Strategic HRM: working in a changing environment
This Master’s programme focuses on Human Resource Management (HRM), in terms of serving both the organisation’s interests (good performance) and those of employees (for example, satisfaction and motivation). We study HRM in the context of social developments such as an ageing population, internationalisation, and technological change. This means we don’t see HR policy as an independent policy domain, but rather as a domain in which developments within the organisation and within society as a whole are incorporated and integrated into management. What makes HR policies strategic is its coherence, its alignment with the organisation’s strategic goals, and its coordination with internal and external developments. That is the domain of the Master’s programme in Strategic Human Resource Management.
Organisations have to deal with government regulations in the area of labour and personnel.
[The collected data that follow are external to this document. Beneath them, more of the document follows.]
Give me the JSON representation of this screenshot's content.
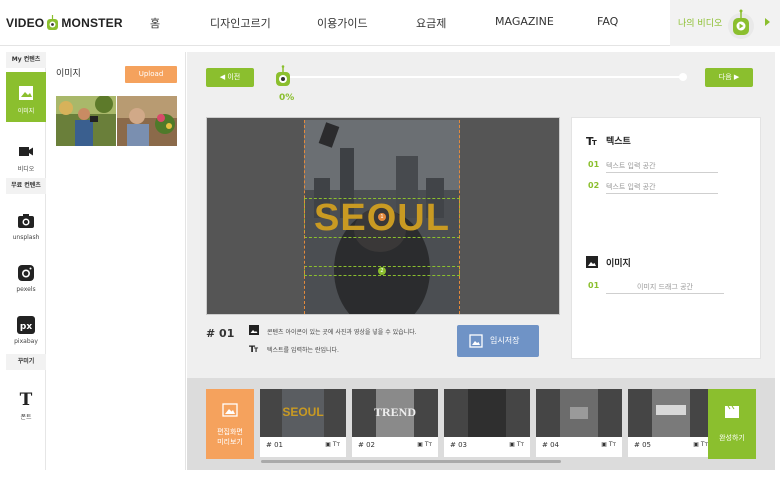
{
  "brand": {
    "name_left": "VIDEO",
    "name_right": "MONSTER",
    "accent": "#8bbf2e",
    "orange": "#f5a25d",
    "blue": "#6f93c6"
  },
  "nav": {
    "items": [
      "홈",
      "디자인고르기",
      "이용가이드",
      "요금제",
      "MAGAZINE",
      "FAQ"
    ],
    "my_video": "나의 비디오"
  },
  "rail": {
    "sections": [
      "My 컨텐츠",
      "무료 컨텐츠",
      "꾸미기"
    ],
    "items": [
      "이미지",
      "비디오",
      "unsplash",
      "pexels",
      "pixabay",
      "폰트"
    ]
  },
  "assets": {
    "title": "이미지",
    "upload": "Upload"
  },
  "editor": {
    "prev": "◀ 이전",
    "next": "다음 ▶",
    "progress": "0%",
    "progress_value": 0,
    "canvas_text": "SEOUL",
    "marker_1": "1",
    "marker_2": "2",
    "slot_number": "# 01",
    "hint_media": "콘텐츠 아이콘이 있는 곳에 사진과 영상을 넣을 수 있습니다.",
    "hint_text": "텍스트를 입력하는 란입니다.",
    "temp_save": "임시저장"
  },
  "side": {
    "text_title": "텍스트",
    "text_fields": [
      {
        "no": "01",
        "placeholder": "텍스트 입력 공간"
      },
      {
        "no": "02",
        "placeholder": "텍스트 입력 공간"
      }
    ],
    "image_title": "이미지",
    "image_fields": [
      {
        "no": "01",
        "placeholder": "이미지 드래그 공간"
      }
    ]
  },
  "strip": {
    "preview": [
      "편집화면",
      "미리보기"
    ],
    "scenes": [
      {
        "label": "# 01",
        "caption": "SEOUL"
      },
      {
        "label": "# 02",
        "caption": "TREND"
      },
      {
        "label": "# 03",
        "caption": ""
      },
      {
        "label": "# 04",
        "caption": ""
      },
      {
        "label": "# 05",
        "caption": ""
      }
    ],
    "scene_icons": "▣ Tт",
    "done": "완성하기"
  }
}
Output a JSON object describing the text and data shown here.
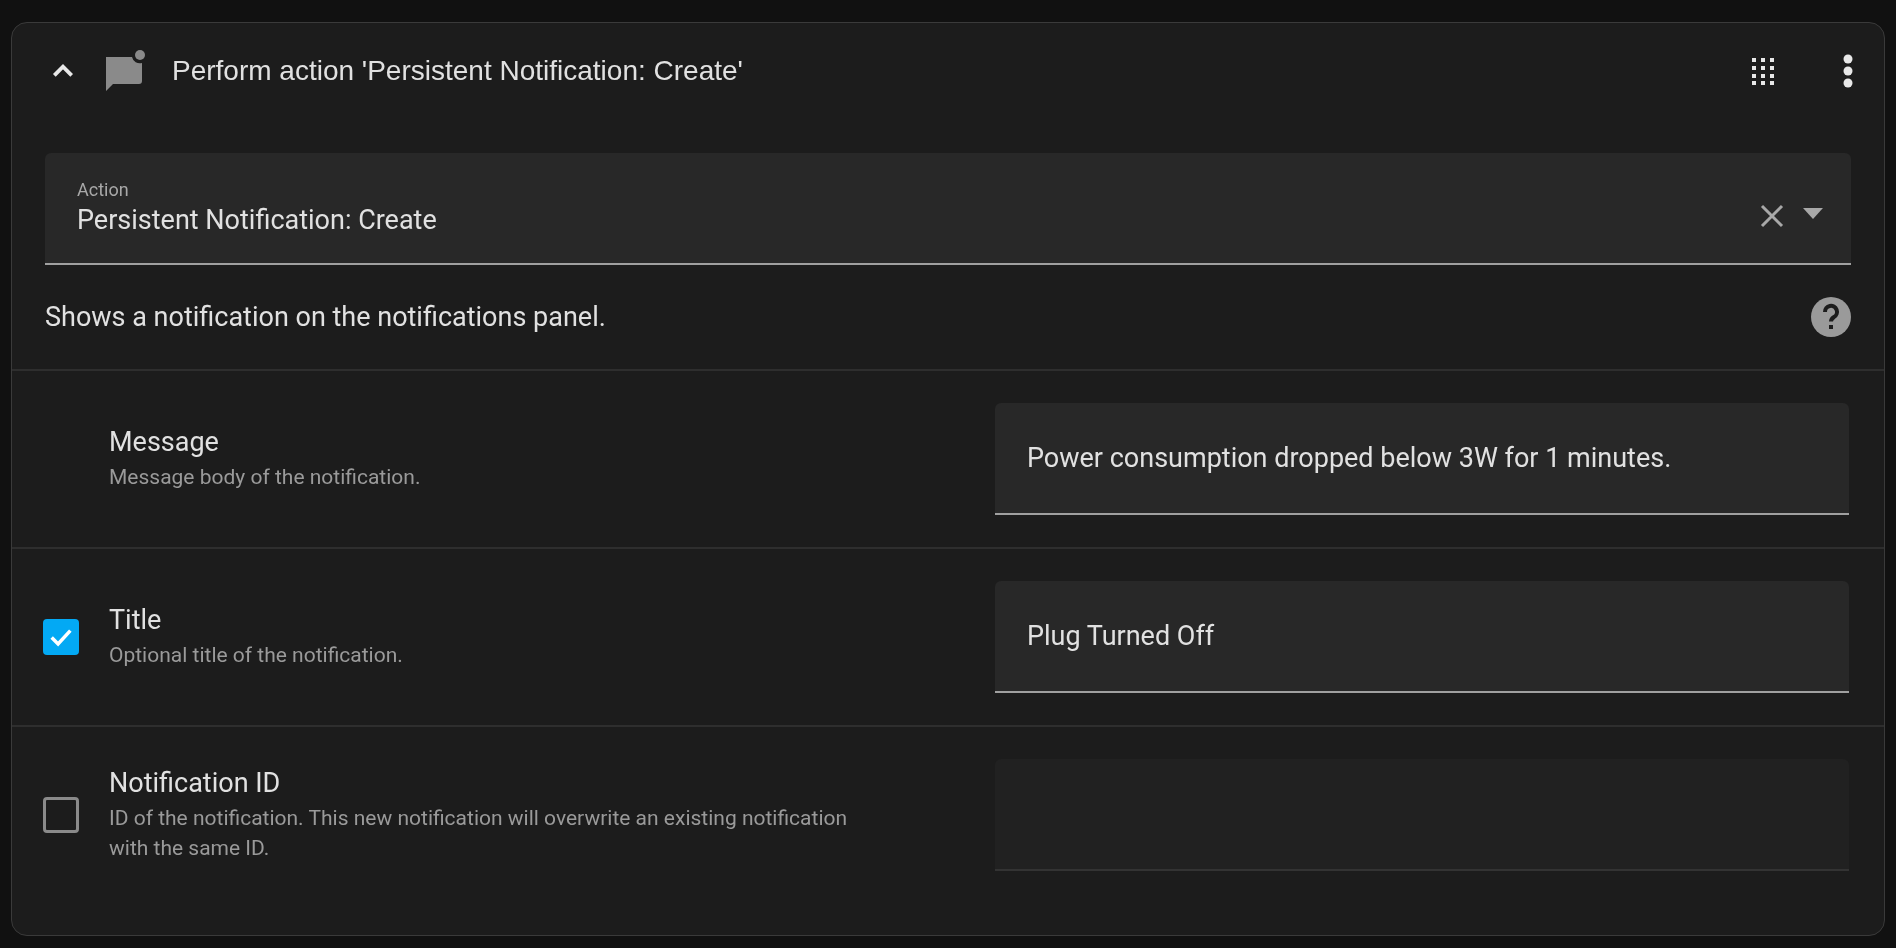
{
  "header": {
    "title": "Perform action 'Persistent Notification: Create'",
    "expanded": true
  },
  "action_field": {
    "label": "Action",
    "value": "Persistent Notification: Create"
  },
  "description": "Shows a notification on the notifications panel.",
  "fields": [
    {
      "kind": "required",
      "label": "Message",
      "description": "Message body of the notification.",
      "value": "Power consumption dropped below 3W for 1 minutes.",
      "disabled": false
    },
    {
      "kind": "optional",
      "checked": true,
      "label": "Title",
      "description": "Optional title of the notification.",
      "value": "Plug Turned Off",
      "disabled": false
    },
    {
      "kind": "optional",
      "checked": false,
      "label": "Notification ID",
      "description": "ID of the notification. This new notification will overwrite an existing notification with the same ID.",
      "disabled": true
    }
  ]
}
Public and private sector organisations will have to take economic and social policies at both national and EU level into account. This applies to their personnel policy too. These are not the only developments that organisations have to face. There is also social diversity, individualisation, internationalisation, the declining numbers of young people (dejuvenation), and an ageing population. In view of this, organisations need to work on sustainable employability, diversity management, and an age-conscious personnel policy. The reality of having to operate in a changing environment has prompted many organisations to make internal changes, both structural and functional in nature.
This Master’s programme involves studying specific elements of HR policy, such as recruitment and selection, training and development, assessment and remuneration. In addition to gaining an understanding of the theory and research in this area, you will learn how to apply this knowledge when analysing policy issues that organisations have to deal with in their environment.